Our results indicate that APD and shape are highly sensitive to Na⁺ channel phosphorylation. Even a small fraction of Na⁺ channel phosphorylation has the potential to result in occasional EADs (see Fig. 3D). It should be noted that the experimental observations of late I_Na from Aiba et al [3] had a large amount of variability (0.95 ± 0.47% of peak I_Na in phosphorylated channels). In simulations, the late I_Na produced by phosphorylated channels is 0.8% of peak. If the rate into the Na⁺ channel burst mode states (see [9]), and thus late I_Na, were reduced, sensitivity to Na⁺ channel phosphorylation would also decrease. Fig. 4 shows that the model is also very sensitive to LCC phosphorylation. Even a small reduction in CaMKII-dependent LCC phosphorylation rate, which leads to reduced occupancy of the LCC high activity gating mode (mode 2, see [12]), results in a significant decrease in APD.

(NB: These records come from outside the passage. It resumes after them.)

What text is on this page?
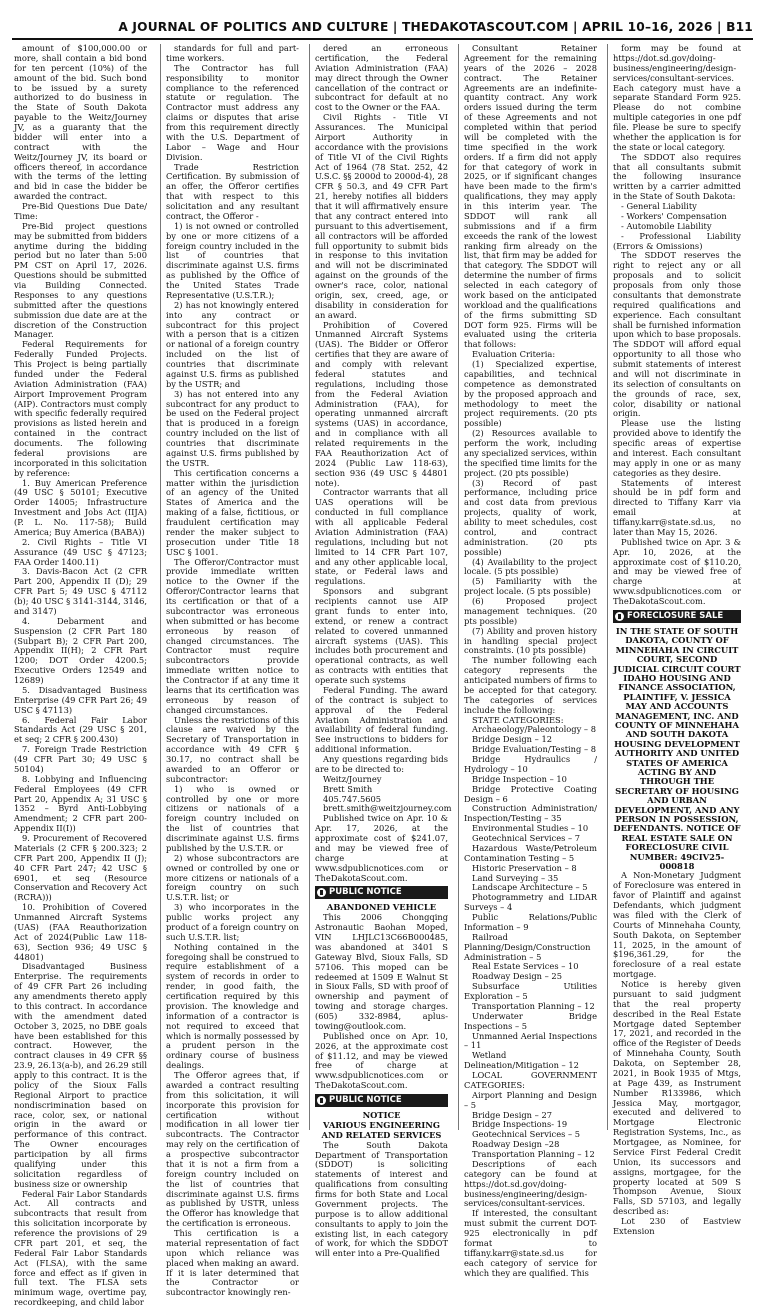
A JOURNAL OF POLITICS AND CULTURE | THEDAKOTASCOUT.COM | APRIL 10–16, 2026 | B11

amount of $100,000.00 or more, shall contain a bid bond for ten percent (10%) of the amount of the bid. Such bond to be issued by a surety authorized to do business in the State of South Dakota payable to the Weitz/Journey JV, as a guaranty that the bidder will enter into a contract with the Weitz/Journey JV, its board or officers thereof, in accordance with the terms of the letting and bid in case the bidder be awarded the contract.

Pre-Bid Questions Due Date/ Time:

Pre-Bid project questions may be submitted from bidders anytime during the bidding period but no later than 5:00 PM CST on April 17, 2026. Questions should be submitted via Building Connected. Responses to any questions submitted after the questions submission due date are at the discretion of the Construction Manager.

Federal Requirements for Federally Funded Projects. This Project is being partially funded under the Federal Aviation Administration (FAA) Airport Improvement Program (AIP). Contractors must comply with specific federally required provisions as listed herein and contained in the contract documents. The following federal provisions are incorporated in this solicitation by reference:

1. Buy American Preference (49 USC § 50101; Executive Order 14005; Infrastructure Investment and Jobs Act (IIJA) (P. L. No. 117-58); Build America; Buy America (BABA))

2. Civil Rights – Title VI Assurance (49 USC § 47123; FAA Order 1400.11)

3. Davis-Bacon Act (2 CFR Part 200, Appendix II (D); 29 CFR Part 5; 49 USC § 47112 (b); 40 USC § 3141-3144, 3146, and 3147)

4. Debarment and Suspension (2 CFR Part 180 (Subpart B); 2 CFR Part 200, Appendix II(H); 2 CFR Part 1200; DOT Order 4200.5; Executive Orders 12549 and 12689)

5. Disadvantaged Business Enterprise (49 CFR Part 26; 49 USC § 47113)

6. Federal Fair Labor Standards Act (29 USC § 201, et seq; 2 CFR § 200.430)

7. Foreign Trade Restriction (49 CFR Part 30; 49 USC § 50104)

8. Lobbying and Influencing Federal Employees (49 CFR Part 20, Appendix A; 31 USC § 1352 – Byrd Anti-Lobbying Amendment; 2 CFR part 200- Appendix II(I))

9. Procurement of Recovered Materials (2 CFR § 200.323; 2 CFR Part 200, Appendix II (J); 40 CFR Part 247; 42 USC § 6901, et seq (Resource Conservation and Recovery Act (RCRA)))

10. Prohibition of Covered Unmanned Aircraft Systems (UAS) (FAA Reauthorization Act of 2024(Public Law 118-63), Section 936; 49 USC § 44801)

Disadvantaged Business Enterprise. The requirements of 49 CFR Part 26 including any amendments thereto apply to this contract. In accordance with the amendment dated October 3, 2025, no DBE goals have been established for this contract. However, the contract clauses in 49 CFR §§ 23.9, 26.13(a-b), and 26.29 still apply to this contract. It is the policy of the Sioux Falls Regional Airport to practice nondiscrimination based on race, color, sex, or national origin in the award or performance of this contract. The Owner encourages participation by all firms qualifying under this solicitation regardless of business size or ownership

Federal Fair Labor Standards Act. All contracts and subcontracts that result from this solicitation incorporate by reference the provisions of 29 CFR part 201, et seq, the Federal Fair Labor Standards Act (FLSA), with the same force and effect as if given in full text. The FLSA sets minimum wage, overtime pay, recordkeeping, and child labor

standards for full and part-time workers.

The Contractor has full responsibility to monitor compliance to the referenced statute or regulation. The Contractor must address any claims or disputes that arise from this requirement directly with the U.S. Department of Labor – Wage and Hour Division.

Trade Restriction Certification. By submission of an offer, the Offeror certifies that with respect to this solicitation and any resultant contract, the Offeror -

1) is not owned or controlled by one or more citizens of a foreign country included in the list of countries that discriminate against U.S. firms as published by the Office of the United States Trade Representative (U.S.T.R.);

2) has not knowingly entered into any contract or subcontract for this project with a person that is a citizen or national of a foreign country included on the list of countries that discriminate against U.S. firms as published by the USTR; and

3) has not entered into any subcontract for any product to be used on the Federal project that is produced in a foreign country included on the list of countries that discriminate against U.S. firms published by the USTR.

This certification concerns a matter within the jurisdiction of an agency of the United States of America and the making of a false, fictitious, or fraudulent certification may render the maker subject to prosecution under Title 18 USC § 1001.

The Offeror/Contractor must provide immediate written notice to the Owner if the Offeror/Contractor learns that its certification or that of a subcontractor was erroneous when submitted or has become erroneous by reason of changed circumstances. The Contractor must require subcontractors provide immediate written notice to the Contractor if at any time it learns that its certification was erroneous by reason of changed circumstances.

Unless the restrictions of this clause are waived by the Secretary of Transportation in accordance with 49 CFR § 30.17, no contract shall be awarded to an Offeror or subcontractor:

1) who is owned or controlled by one or more citizens or nationals of a foreign country included on the list of countries that discriminate against U.S. firms published by the U.S.T.R. or

2) whose subcontractors are owned or controlled by one or more citizens or nationals of a foreign country on such U.S.T.R. list; or

3) who incorporates in the public works project any product of a foreign country on such U.S.T.R. list;

Nothing contained in the foregoing shall be construed to require establishment of a system of records in order to render, in good faith, the certification required by this provision. The knowledge and information of a contractor is not required to exceed that which is normally possessed by a prudent person in the ordinary course of business dealings.

The Offeror agrees that, if awarded a contract resulting from this solicitation, it will incorporate this provision for certification without modification in all lower tier subcontracts. The Contractor may rely on the certification of a prospective subcontractor that it is not a firm from a foreign country included on the list of countries that discriminate against U.S. firms as published by USTR, unless the Offeror has knowledge that the certification is erroneous.

This certification is a material representation of fact upon which reliance was placed when making an award. If it is later determined that the Contractor or subcontractor knowingly ren-

dered an erroneous certification, the Federal Aviation Administration (FAA) may direct through the Owner cancellation of the contract or subcontract for default at no cost to the Owner or the FAA.

Civil Rights - Title VI Assurances. The Municipal Airport Authority in accordance with the provisions of Title VI of the Civil Rights Act of 1964 (78 Stat. 252, 42 U.S.C. §§ 2000d to 2000d-4), 28 CFR § 50.3, and 49 CFR Part 21, hereby notifies all bidders that it will affirmatively ensure that any contract entered into pursuant to this advertisement, all contractors will be afforded full opportunity to submit bids in response to this invitation and will not be discriminated against on the grounds of the owner's race, color, national origin, sex, creed, age, or disability in consideration for an award.

Prohibition of Covered Unmanned Aircraft Systems (UAS). The Bidder or Offeror certifies that they are aware of and comply with relevant federal statutes and regulations, including those from the Federal Aviation Administration (FAA), for operating unmanned aircraft systems (UAS) in accordance, and in compliance with all related requirements in the FAA Reauthorization Act of 2024 (Public Law 118-63), section 936 (49 USC § 44801 note).

Contractor warrants that all UAS operations will be conducted in full compliance with all applicable Federal Aviation Administration (FAA) regulations, including but not limited to 14 CFR Part 107, and any other applicable local, state, or Federal laws and regulations.

Sponsors and subgrant recipients cannot use AIP grant funds to enter into, extend, or renew a contract related to covered unmanned aircraft systems (UAS). This includes both procurement and operational contracts, as well as contracts with entities that operate such systems

Federal Funding. The award of the contract is subject to approval of the Federal Aviation Administration and availability of federal funding. See instructions to bidders for additional information.

Any questions regarding bids are to be directed to:

Weitz/Journey

Brett Smith

405.747.5605

brett.smith@weitzjourney.com

Published twice on Apr. 10 & Apr. 17, 2026, at the approximate cost of $241.07, and may be viewed free of charge at www.sdpublicnotices.com or TheDakotaScout.com.

PUBLIC NOTICE

ABANDONED VEHICLE

This 2006 Chongqing Astronautic Baohan Moped, VIN LHJLC13C66B000485, was abandoned at 3401 S Gateway Blvd, Sioux Falls, SD 57106. This moped can be redeemed at 1509 E Walnut St in Sioux Falls, SD with proof of ownership and payment of towing and storage charges. (605) 332-8984, aplus-towing@outlook.com.

Published once on Apr. 10, 2026, at the approximate cost of $11.12, and may be viewed free of charge at www.sdpublicnotices.com or TheDakotaScout.com.

PUBLIC NOTICE

NOTICE

VARIOUS ENGINEERING AND RELATED SERVICES

The South Dakota Department of Transportation (SDDOT) is soliciting statements of interest and qualifications from consulting firms for both State and Local Government projects. The purpose is to allow additional consultants to apply to join the existing list, in each category of work, for which the SDDOT will enter into a Pre-Qualified

Consultant Retainer Agreement for the remaining years of the 2026 – 2028 contract. The Retainer Agreements are an indefinite-quantity contract. Any work orders issued during the term of these Agreements and not completed within that period will be completed with the time specified in the work orders. If a firm did not apply for that category of work in 2025, or if significant changes have been made to the firm's qualifications, they may apply in this interim year. The SDDOT will rank all submissions and if a firm exceeds the rank of the lowest ranking firm already on the list, that firm may be added for that category. The SDDOT will determine the number of firms selected in each category of work based on the anticipated workload and the qualifications of the firms submitting SD DOT form 925. Firms will be evaluated using the criteria that follows:

Evaluation Criteria:

(1) Specialized expertise, capabilities, and technical competence as demonstrated by the proposed approach and methodology to meet the project requirements. (20 pts possible)

(2) Resources available to perform the work, including any specialized services, within the specified time limits for the project. (20 pts possible)

(3) Record of past performance, including price and cost data from previous projects, quality of work, ability to meet schedules, cost control, and contract administration. (20 pts possible)

(4) Availability to the project locale. (5 pts possible)

(5) Familiarity with the project locale. (5 pts possible)

(6) Proposed project management techniques. (20 pts possible)

(7) Ability and proven history in handling special project constraints. (10 pts possible)

The number following each category represents the anticipated numbers of firms to be accepted for that category. The categories of services include the following:

STATE CATEGORIES:

Archaeology/Paleontology – 8

Bridge Design – 12

Bridge Evaluation/Testing – 8

Bridge Hydraulics / Hydrology – 10

Bridge Inspection – 10

Bridge Protective Coating Design – 6

Construction Administration/ Inspection/Testing – 35

Environmental Studies – 10

Geotechnical Services – 7

Hazardous Waste/Petroleum Contamination Testing – 5

Historic Preservation – 8

Land Surveying – 35

Landscape Architecture – 5

Photogrammetry and LIDAR Surveys – 4

Public Relations/Public Information – 9

Railroad Planning/Design/Construction Administration – 5

Real Estate Services – 10

Roadway Design – 25

Subsurface Utilities Exploration – 5

Transportation Planning – 12

Underwater Bridge Inspections – 5

Unmanned Aerial Inspections – 11

Wetland Delineation/Mitigation – 12

LOCAL GOVERNMENT CATEGORIES:

Airport Planning and Design – 5

Bridge Design – 27

Bridge Inspections- 19

Geotechnical Services – 5

Roadway Design –28

Transportation Planning – 12

Descriptions of each category can be found at https://dot.sd.gov/doing-business/engineering/design-services/consultant-services.

If interested, the consultant must submit the current DOT-925 electronically in pdf format to tiffany.karr@state.sd.us for each category of service for which they are qualified. This

form may be found at https://dot.sd.gov/doing-business/engineering/design-services/consultant-services. Each category must have a separate Standard Form 925. Please do not combine multiple categories in one pdf file. Please be sure to specify whether the application is for the state or local category.

The SDDOT also requires that all consultants submit the following insurance written by a carrier admitted in the State of South Dakota:

- General Liability

- Workers' Compensation

- Automobile Liability

- Professional Liability (Errors & Omissions)

The SDDOT reserves the right to reject any or all proposals and to solicit proposals from only those consultants that demonstrate required qualifications and experience. Each consultant shall be furnished information upon which to base proposals. The SDDOT will afford equal opportunity to all those who submit statements of interest and will not discriminate in its selection of consultants on the grounds of race, sex, color, disability or national origin.

Please use the listing provided above to identify the specific areas of expertise and interest. Each consultant may apply in one or as many categories as they desire.

Statements of interest should be in pdf form and directed to Tiffany Karr via email at tiffany.karr@state.sd.us, no later than May 15, 2026.

Published twice on Apr. 3 & Apr. 10, 2026, at the approximate cost of $110.20, and may be viewed free of charge at www.sdpublicnotices.com or TheDakotaScout.com.

FORECLOSURE SALE

IN THE STATE OF SOUTH DAKOTA, COUNTY OF MINNEHAHA IN CIRCUIT COURT, SECOND JUDICIAL CIRCUIT COURT IDAHO HOUSING AND FINANCE ASSOCIATION, PLAINTIFF, V. JESSICA MAY AND ACCOUNTS MANAGEMENT, INC. AND COUNTY OF MINNEHAHA AND SOUTH DAKOTA HOUSING DEVELOPMENT AUTHORITY AND UNITED STATES OF AMERICA ACTING BY AND THROUGH THE SECRETARY OF HOUSING AND URBAN DEVELOPMENT, AND ANY PERSON IN POSSESSION, DEFENDANTS. NOTICE OF REAL ESTATE SALE ON FORECLOSURE CIVIL NUMBER: 49CIV25-000818

A Non-Monetary Judgment of Foreclosure was entered in favor of Plaintiff and against Defendants, which judgment was filed with the Clerk of Courts of Minnehaha County, South Dakota, on September 11, 2025, in the amount of $196,361.29, for the foreclosure of a real estate mortgage.

Notice is hereby given pursuant to said judgment that the real property described in the Real Estate Mortgage dated September 17, 2021, and recorded in the office of the Register of Deeds of Minnehaha County, South Dakota, on September 28, 2021, in Book 1935 of Mtgs, at Page 439, as Instrument Number R133986, which Jessica May, mortgagor, executed and delivered to Mortgage Electronic Registration Systems, Inc., as Mortgagee, as Nominee, for Service First Federal Credit Union, its successors and assigns, mortgagee, for the property located at 509 S Thompson Avenue, Sioux Falls, SD 57103, and legally described as:

Lot 230 of Eastview Extension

This model is limited by the fact that it does not include dynamic CaMKII-mediated phosphorylation of Na⁺ channels. We took the simple approach of assuming steady-state fractional phosphorylation of Na⁺ channels because data on the dynamics of CaMKII-dependent Na⁺ channel phosphorylation are not available, and therefore the associated rates cannot be reasonably constrained. Currently, the location of the Na⁺ channel phosphorylation site, as well as its phosphorylation and dephosphorylation rates, remains unknown. However, the model includes a representation of cytosolic CaMKII, so that when the phosphorylation rates become available, it will be relatively straightforward to describe dynamic transitions between unphosphorylated and phosphorylated Na⁺ channels. Despite this model limitation, this study has helped further illustrate the sensitivity of the cardiac AP to Na⁺ channel phosphorylation.

The model presented here has demonstrated a mechanistic link between augmentation of late I_Na, AP prolongation and the appearance of EADs in agreement with previous experimental observations [4]. Recently, the generation of reactive oxygen species under conditions of increased oxidative stress, such as during heart failure, has been linked to CaMKII-mediated enhancement of late I_Na and consequent arrhythmias [17]. Therefore, therapies that target late I_Na, such as block by ranolazine [18], may have promise in treating patients that are at risk for arrhythmia.